At the GMB congress, meeting in Dublin, members voted in favour of a statement from the Central Executive Council that the UK should use its own shale gas to supply energy needs, rather than import. The statement read:
“If there is a plentiful supply of UK shale gas is it not a moral duty for Britain to provide for our own gas needs from those supplies rather than importing gas from elsewhere.”
Introducing the statement, the GMB national secretary, Gary Smith, said:
“The issue for Britain isn’t therefore whether we will use gas or not. We will. The real issue is where we will get our gas from, and who should take the moral responsibility for extracting and supplying the gas we use.”
He said energy-intensive industry and households needed access to affordable, secure energy and gas needed to be part of the mix.
“The debate about fracking must be based upon complete honesty about the economic realities of gas”, he said. And he asked the 500 delegates, representing 639,000 members, to consider three questions:
Is it acceptable for Britain to import gas from countries where the safety, environmental and regulatory standards are lower than in Britain?
Should gas be imported from states where there is no civil society, no right to protest and where workers are denied basic trade union rights?
Is it kinder to the environment for gas to be transported for thousands of miles across continents and oceans before we use it here in Britain?
If the industry took off, he said, the “GMB will need every ounce of our organising expertise and commitment to safeguard the workers in the industry. The CEC believes that anything less than protecting these workers from exploitation in a fledgling industry, as we did with gasworkers 126 years ago, would be a betrayal of our history and moral responsibility.”
The GMB is Britain’s third biggest trades union and a founder member of the Labour Party. Candidates for the Labour leadership are taking part in a hustings at the congress this afternoon (9th June 2015). One of the front-runners, Andy Burnham, has called for a moratorium on fracking.
Joint charter with UKOOG
At a conference fringe meeting, the union also signed a joint charter on shale gas with the industry representative organisation, UK Onshore Oil and Gas.
Both organisations said the charter was a commitment to ensuring:
- Gas is recognized as essential to British industry and households
- Gas has a key role in UK future energy supply and the move to a low carbon energy future
- Increased understanding about the importance of gas and the UK’s history of onshore exploration and production
- Establishment of an Industry Safety Forum
- Creation of skilled jobs and local community benefits through employment and training
- British manufacturing and other supply chains benefit from the shale gas industry.
A statement from UKOOG, said: “This agreement will help build understanding amongst local communities and further bolster the strong safety and regulatory standards of the sector.
UKOOG’s chief executive, Ken Cronin, said:
“I am delighted to be working with the GMB, their history is immersed in the gas industry and we have a lot of common interest. Natural gas from shale has the potential to generate many thousands of highly-skilled well paid jobs”.

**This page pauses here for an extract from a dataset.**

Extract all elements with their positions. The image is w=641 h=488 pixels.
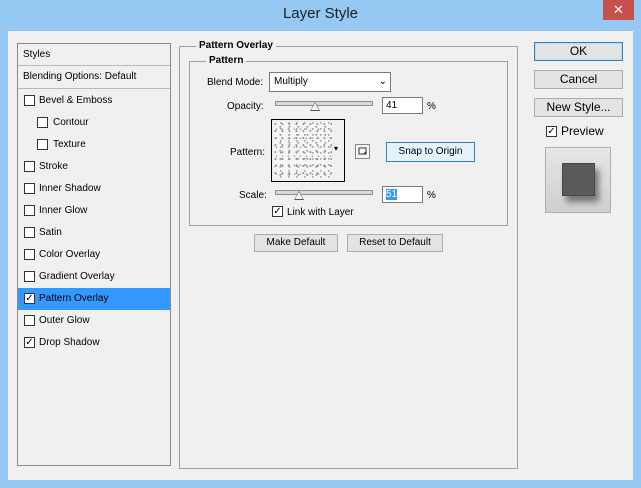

Commenting on the charter, Gary Smith said:
“Having access to gas is a matter of national security. Our homes and large parts of British industry need gas; any suggestion to the contrary is just not real world. The truth is we are going to be using gas including shale gas for a long time to come. Given these facts we need to honestly consider the moral and environmental issues about transporting gas, including shale gas, across oceans and continents and being increasingly dependent on gas from countries with regulatory and environmental standards lower than ours.”